Here’s an amazing feat; I DIDN’T FALL!  Instead I grabbed the arm of a lovely young woman who looked at me with great shock.  I realized how hard I’d grabbed her, let go, and almost fell from the pain I was experiencing.  I apologized for grabbing her and she told me to “just hang on!  Just hang on until you don’t need me!!”  I KNOW this young woman has bruises in the shape of my fingers on her upper arm.  But she was more worried about me and was smiling and sending good juju as I grimaced in pain.  A young man was on the other side of me, asking if I’d broken my foot. “I don’t know yet,” I responded through clenched teeth.  “Can you step on it?” “I don’t know yet–let me work through the pain first.”  Some deep breathing, calming thoughts… yes, I could put weight on it, but not fully.  He offered his shoulder to hold on to.  He asked where I was going; my response was that I WAS going to get beverages, but now needed to head back to my husband.  I introduced myself, and he said his name was Tim.  His partner gazed at me as if, “Man, it happened again!”  Sorry, dude!  Sure glad Tim was there!

We headed to my hubby, who looked amazed that I was hobbling and hanging on to a muscular, handsome man’s shoulder.  I explained what happened and how Tim came to my rescue and how I just wanted to go home.  Nope, no hospital for me!  Surely I couldn’t walk on it if I’d broke it.  I sat on a bench where a man and his wife were taking a break between eating at different trucks.  He jumped up so I could put my foot up even though I said I didn’t need that much room.  They stayed with me almost the whole time it took Hubby to go to the other side of the park to get the car and then maneuver through the traffic and crowds to find me.  They seriously were trying to comfort me with stories and finding commonalities and other stuff to get my mind off the pain.  But a little voice in my head said I’d broken the bone extension off.  Nah.  Surely, I just sprained it.  But… Bone extension, you ask??

Three summers ago, I was headed out to the garage, excited to be taking our son to his first swim lesson of the year, to be followed by a poolside bbq at a friend’s house.

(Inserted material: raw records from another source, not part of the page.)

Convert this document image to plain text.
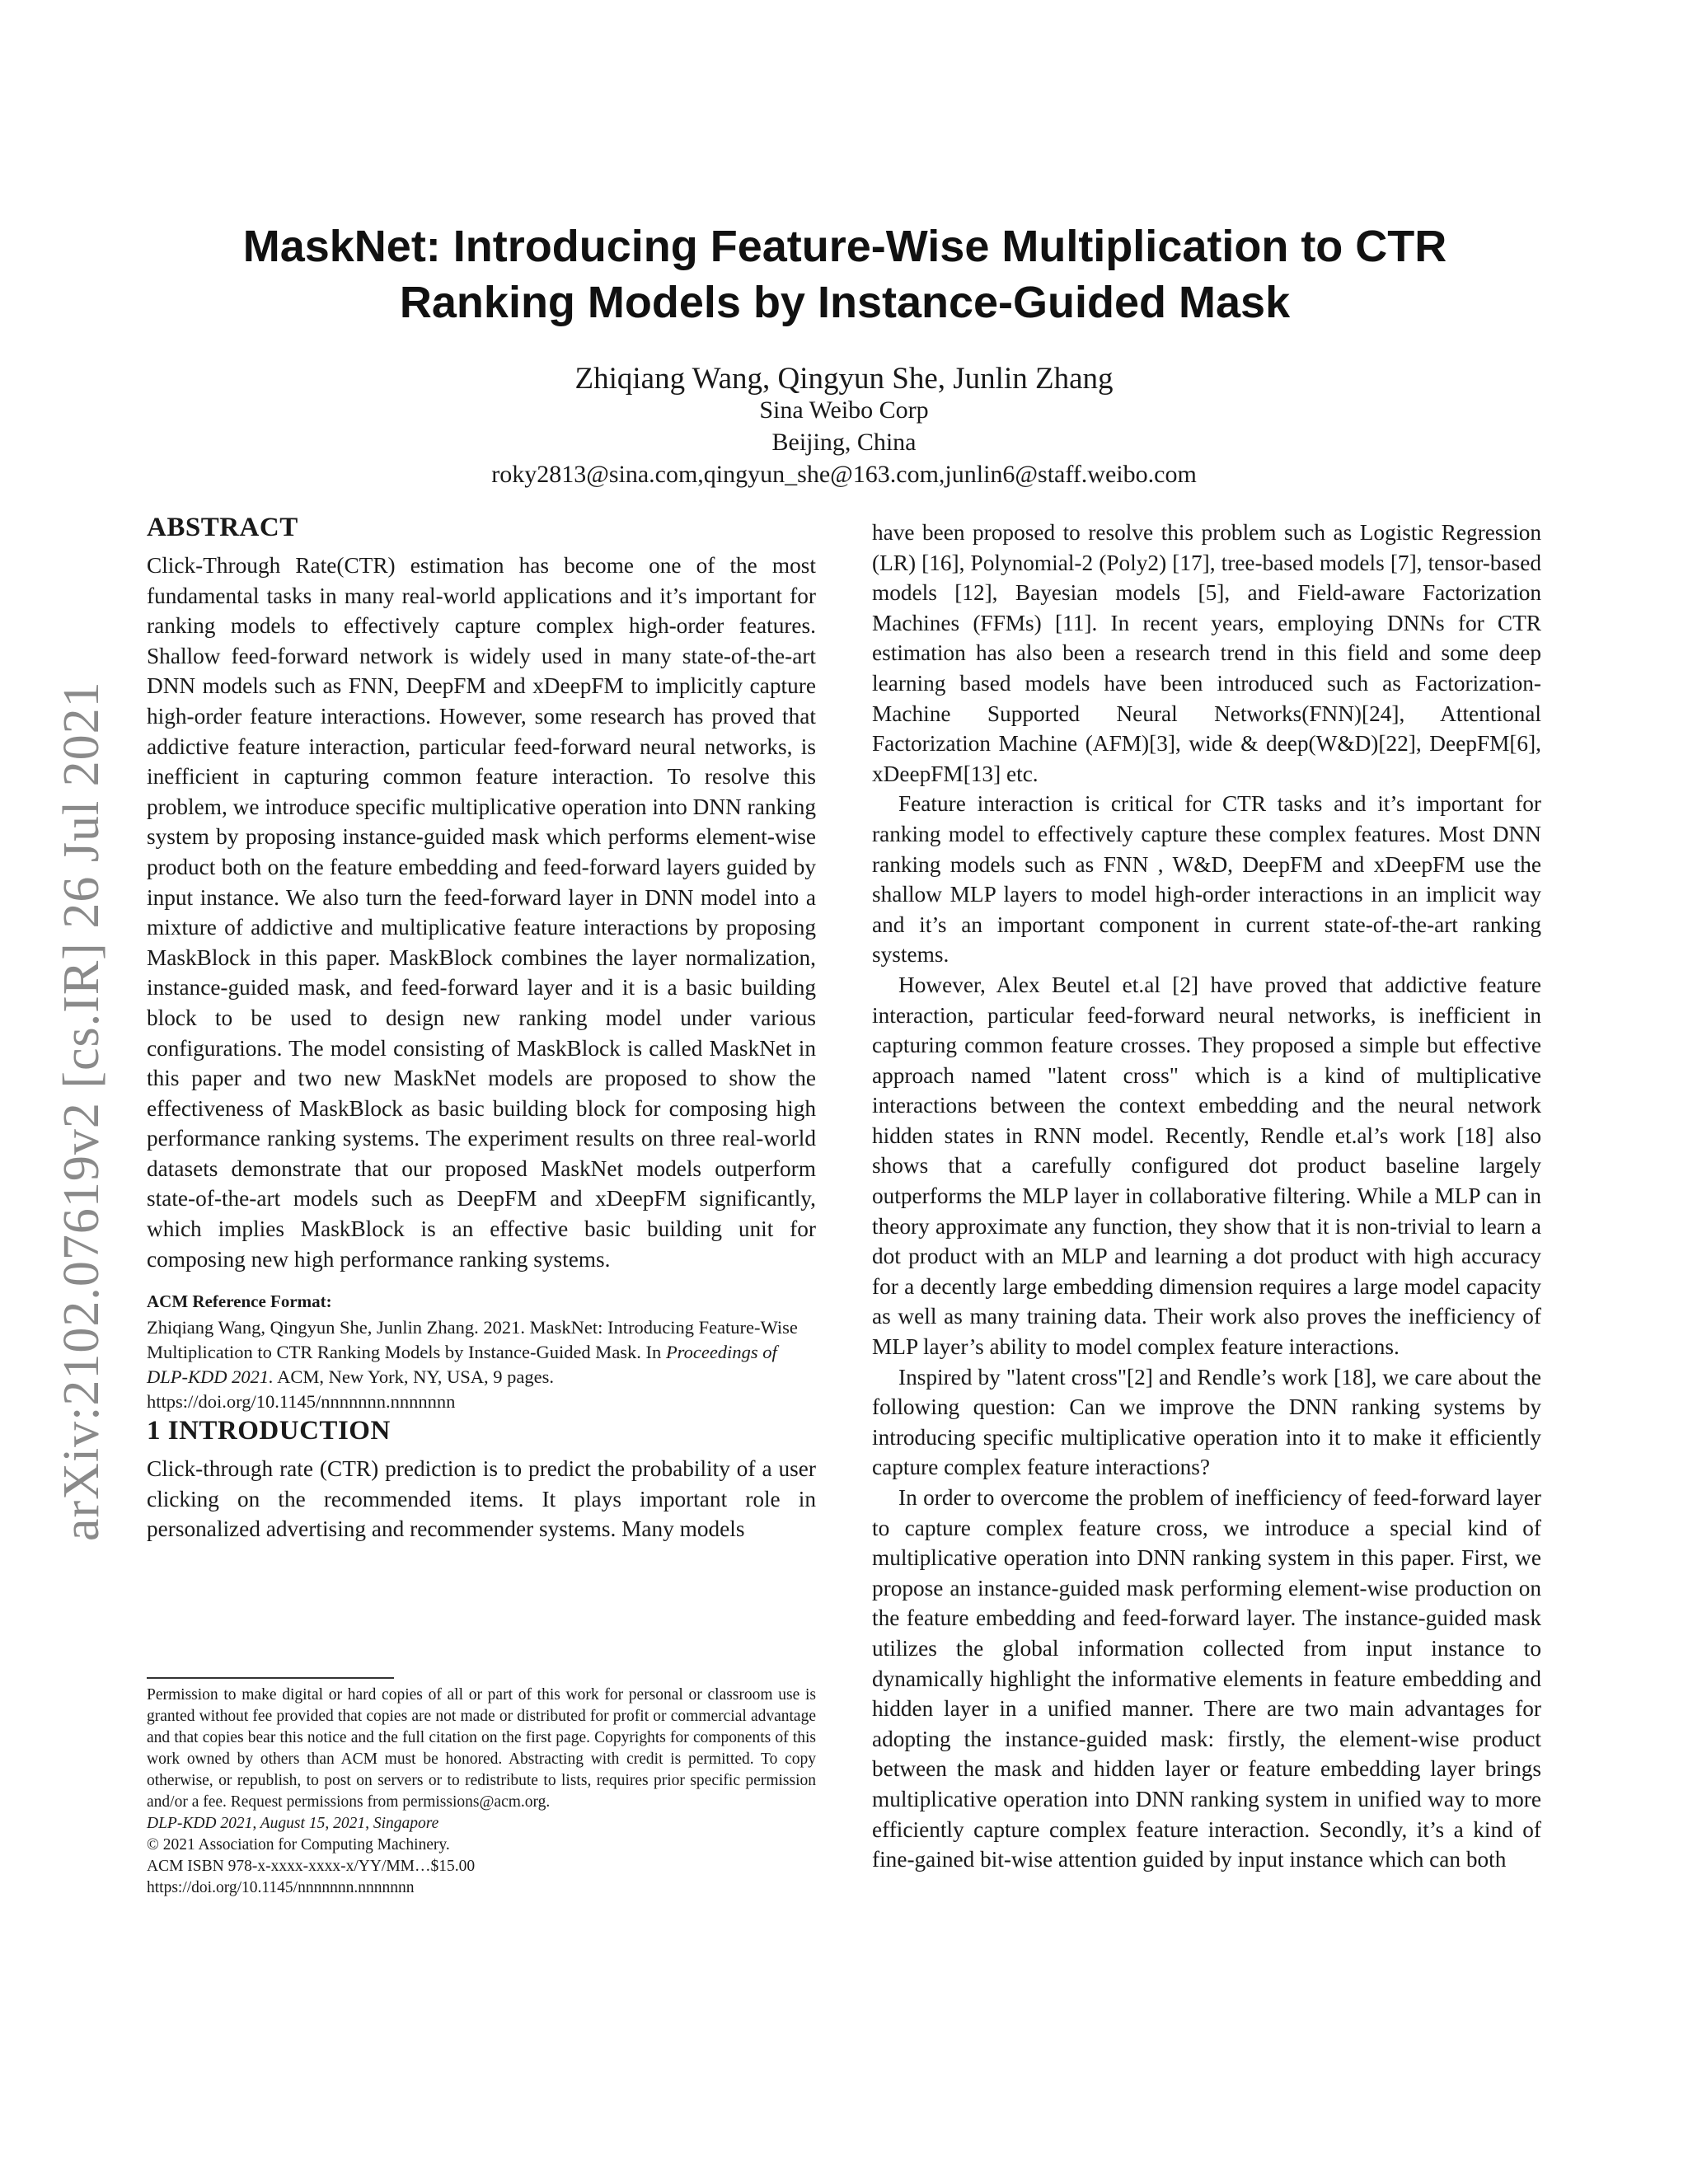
arXiv:2102.07619v2 [cs.IR] 26 Jul 2021
MaskNet: Introducing Feature-Wise Multiplication to CTR
Ranking Models by Instance-Guided Mask
Zhiqiang Wang, Qingyun She, Junlin Zhang
Sina Weibo Corp
Beijing, China
roky2813@sina.com,qingyun_she@163.com,junlin6@staff.weibo.com
ABSTRACT

Click-Through Rate(CTR) estimation has become one of the most fundamental tasks in many real-world applications and it’s important for ranking models to effectively capture complex high-order features. Shallow feed-forward network is widely used in many state-of-the-art DNN models such as FNN, DeepFM and xDeepFM to implicitly capture high-order feature interactions. However, some research has proved that addictive feature interaction, particular feed-forward neural networks, is inefficient in capturing common feature interaction. To resolve this problem, we introduce specific multiplicative operation into DNN ranking system by proposing instance-guided mask which performs element-wise product both on the feature embedding and feed-forward layers guided by input instance. We also turn the feed-forward layer in DNN model into a mixture of addictive and multiplicative feature interactions by proposing MaskBlock in this paper. MaskBlock combines the layer normalization, instance-guided mask, and feed-forward layer and it is a basic building block to be used to design new ranking model under various configurations. The model consisting of MaskBlock is called MaskNet in this paper and two new MaskNet models are proposed to show the effectiveness of MaskBlock as basic building block for composing high performance ranking systems. The experiment results on three real-world datasets demonstrate that our proposed MaskNet models outperform state-of-the-art models such as DeepFM and xDeepFM significantly, which implies MaskBlock is an effective basic building unit for composing new high performance ranking systems.

ACM Reference Format:

Zhiqiang Wang, Qingyun She, Junlin Zhang. 2021. MaskNet: Introducing Feature-Wise Multiplication to CTR Ranking Models by Instance-Guided Mask. In Proceedings of DLP-KDD 2021. ACM, New York, NY, USA, 9 pages. https://doi.org/10.1145/nnnnnnn.nnnnnnn

1 INTRODUCTION

Click-through rate (CTR) prediction is to predict the probability of a user clicking on the recommended items. It plays important role in personalized advertising and recommender systems. Many models

Permission to make digital or hard copies of all or part of this work for personal or classroom use is granted without fee provided that copies are not made or distributed for profit or commercial advantage and that copies bear this notice and the full citation on the first page. Copyrights for components of this work owned by others than ACM must be honored. Abstracting with credit is permitted. To copy otherwise, or republish, to post on servers or to redistribute to lists, requires prior specific permission and/or a fee. Request permissions from permissions@acm.org.

DLP-KDD 2021, August 15, 2021, Singapore

© 2021 Association for Computing Machinery.

ACM ISBN 978-x-xxxx-xxxx-x/YY/MM…$15.00

https://doi.org/10.1145/nnnnnnn.nnnnnnn

have been proposed to resolve this problem such as Logistic Regression (LR) [16], Polynomial-2 (Poly2) [17], tree-based models [7], tensor-based models [12], Bayesian models [5], and Field-aware Factorization Machines (FFMs) [11]. In recent years, employing DNNs for CTR estimation has also been a research trend in this field and some deep learning based models have been introduced such as Factorization-Machine Supported Neural Networks(FNN)[24], Attentional Factorization Machine (AFM)[3], wide & deep(W&D)[22], DeepFM[6], xDeepFM[13] etc.

Feature interaction is critical for CTR tasks and it’s important for ranking model to effectively capture these complex features. Most DNN ranking models such as FNN , W&D, DeepFM and xDeepFM use the shallow MLP layers to model high-order interactions in an implicit way and it’s an important component in current state-of-the-art ranking systems.

However, Alex Beutel et.al [2] have proved that addictive feature interaction, particular feed-forward neural networks, is inefficient in capturing common feature crosses. They proposed a simple but effective approach named "latent cross" which is a kind of multiplicative interactions between the context embedding and the neural network hidden states in RNN model. Recently, Rendle et.al’s work [18] also shows that a carefully configured dot product baseline largely outperforms the MLP layer in collaborative filtering. While a MLP can in theory approximate any function, they show that it is non-trivial to learn a dot product with an MLP and learning a dot product with high accuracy for a decently large embedding dimension requires a large model capacity as well as many training data. Their work also proves the inefficiency of MLP layer’s ability to model complex feature interactions.

Inspired by "latent cross"[2] and Rendle’s work [18], we care about the following question: Can we improve the DNN ranking systems by introducing specific multiplicative operation into it to make it efficiently capture complex feature interactions?

In order to overcome the problem of inefficiency of feed-forward layer to capture complex feature cross, we introduce a special kind of multiplicative operation into DNN ranking system in this paper. First, we propose an instance-guided mask performing element-wise production on the feature embedding and feed-forward layer. The instance-guided mask utilizes the global information collected from input instance to dynamically highlight the informative elements in feature embedding and hidden layer in a unified manner. There are two main advantages for adopting the instance-guided mask: firstly, the element-wise product between the mask and hidden layer or feature embedding layer brings multiplicative operation into DNN ranking system in unified way to more efficiently capture complex feature interaction. Secondly, it’s a kind of fine-gained bit-wise attention guided by input instance which can both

I looked back over my shoulder into the kitchen to make sure I had gotten everything, misjudged the one and only step down to the cement garage floor, turned my foot sideways as I landed and heard the bone snap in my foot.  A-Go-Nee.  wowza pain.  Holy guacamole.  ER dr. said it was the cleanest break he’d ever seen, showing that I had really strong bones.  He couldn’t have CUT it that cleanly.  Yep, I’m from Wisconsin; land of the dairy cow.  I’m a certifiable cheesehead.  Made perfect sense.  Well, here’s the problem.  My strong bone healed beautifully.  However, it made too much bone.  I had an extension of bone sticking out the side of my foot like a little spur.  Had to get rid of some shoes that hit that spot and was told I could have it trimmed down if things became too painful.   Got on with life, always knowing immediately if a shoe would be work or not.  That’s the little tip I just had an inkling that I had broken off.  I couldn’t feel it through all of the swelling, but there was a LOT of swelling.

All weekend I had wrapped my foot, iced it, elevated it, didn’t do so good with resting it, and went to my podiatrist yesterday just to make sure I was ok.  I could walk on it.  BUT there it was on the x-ray, just a bit away from the bigger bone. Dr. wasn’t too concerned about that little piece of bone.  He’s worried about the tendon that attaches right at that point.  One of two major tendons in the foot.  Holy crappola.  I’m now wearing a boot cast, using two crutches, not allowed to walk on it, for three long weeks.  I’ll go back after those three weeks to see if there’s tendon damage, meaning surgery.  ohmygoodness.  Just because of stupid sweet gum balls.  Yep, I really hate sweet gum trees, even though they’re so pretty in the fall.  Their seeds suck.